The best way to find kids motivated and to avoid the curriculum and all that is to cooperate with a science teacher and make it a club that runs at lunch once or twice a week (the teacher would have to feed the tanks). Age group doesn't matter with clubs as you only get people who are interested.

It sounds like a really interesting idea as there are so many ways to keep a fish tank and could be a bit of fun for the kids interested. I recommend looking up maidenhead aquatics as they did a similar project a while back.
 
mimo91088
  • #4
Aw I came in here expecting to offer a highscool kid some PayPal money to further their interest in the hobby lol
 
The_fishy
  • #5
I started something similar to this at my college for the Aquarium Club! We fundraised to get a 120 gallon tank, equipment, etc. and did a community stocking instead of predator/prey (little kids visit and seeing the big fish eat a little one would be upsetting).

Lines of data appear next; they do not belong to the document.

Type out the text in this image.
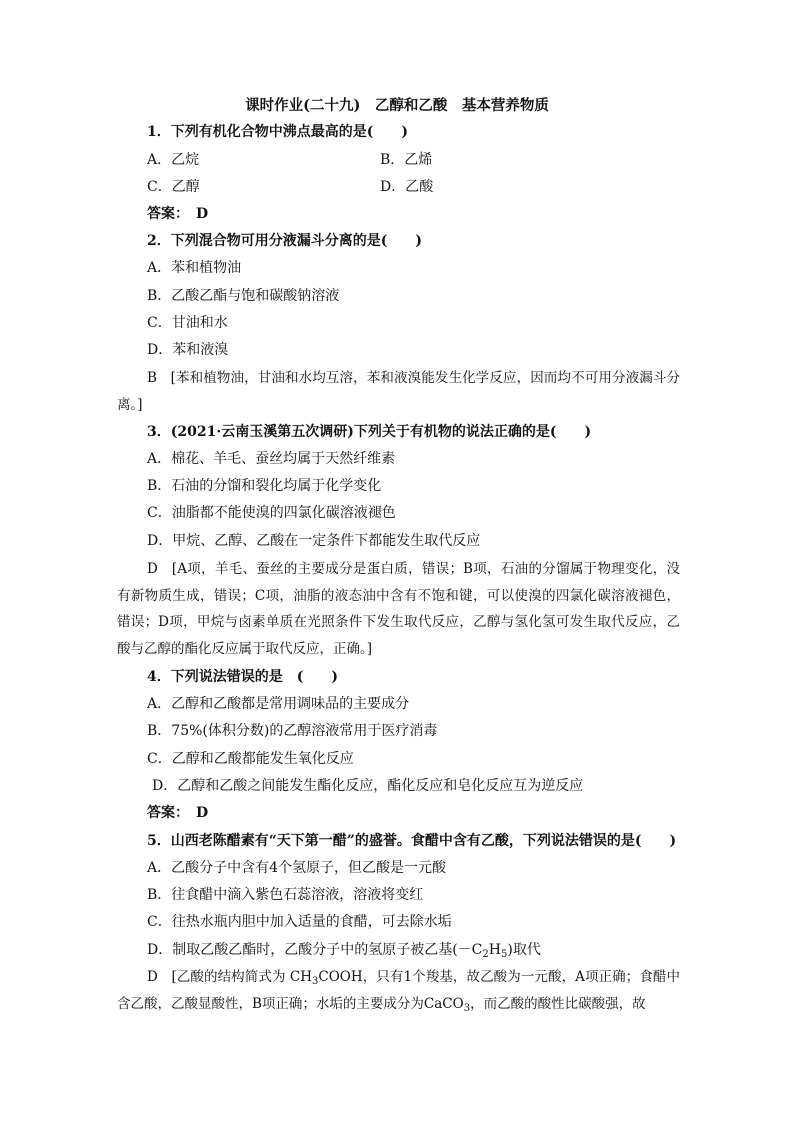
课时作业(二十九)　乙醇和乙酸　基本营养物质
1．下列有机化合物中沸点最高的是(　　)
A．乙烷	B．乙烯
C．乙醇	D．乙酸
答案：　D
2．下列混合物可用分液漏斗分离的是(　　)
A．苯和植物油
B．乙酸乙酯与饱和碳酸钠溶液
C．甘油和水
D．苯和液溴
B　[苯和植物油，甘油和水均互溶，苯和液溴能发生化学反应，因而均不可用分液漏斗分离。]
3．(2021·云南玉溪第五次调研)下列关于有机物的说法正确的是(　　)
A．棉花、羊毛、蚕丝均属于天然纤维素
B．石油的分馏和裂化均属于化学变化
C．油脂都不能使溴的四氯化碳溶液褪色
D．甲烷、乙醇、乙酸在一定条件下都能发生取代反应
D　[A项，羊毛、蚕丝的主要成分是蛋白质，错误；B项，石油的分馏属于物理变化，没有新物质生成，错误；C项，油脂的液态油中含有不饱和键，可以使溴的四氯化碳溶液褪色，错误；D项，甲烷与卤素单质在光照条件下发生取代反应，乙醇与氢化氢可发生取代反应，乙酸与乙醇的酯化反应属于取代反应，正确。]
4．下列说法错误的是　(　　)
A．乙醇和乙酸都是常用调味品的主要成分
B．75%(体积分数)的乙醇溶液常用于医疗消毒
C．乙醇和乙酸都能发生氧化反应
D．乙醇和乙酸之间能发生酯化反应，酯化反应和皂化反应互为逆反应
答案：　D
5．山西老陈醋素有“天下第一醋”的盛誉。食醋中含有乙酸，下列说法错误的是(　　)
A．乙酸分子中含有4个氢原子，但乙酸是一元酸
B．往食醋中滴入紫色石蕊溶液，溶液将变红
C．往热水瓶内胆中加入适量的食醋，可去除水垢
D．制取乙酸乙酯时，乙酸分子中的氢原子被乙基$(-C_2H_5)$取代
D　[乙酸的结构简式为 $CH_3COOH$，只有1个羧基，故乙酸为一元酸，A项正确；食醋中含乙酸，乙酸显酸性，B项正确；水垢的主要成分为CaCO$_3$，而乙酸的酸性比碳酸强，故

I also put together an info book to go with the tank. Over the summer and breaks, a monk (our advisor) takes care of the tank because he lives on campus. The tank is used as a visual feature in our science building and as an educational piece.

The main thing you need to keep in mind in the emotional maturity and drive of the students. My project worked well at a college because many students there are driven and passionate about their interests, so are willing to follow through with a big project like that. Otherwise, it becomes a cool feature, but mainly something that is just there and dies down when whoever is invested leaves (unless you can rope staff into teaching lessons around it).
 
Sorg67
  • Thread Starter
  • #6
I would rather support public schools but I think private schools might have more flexibility.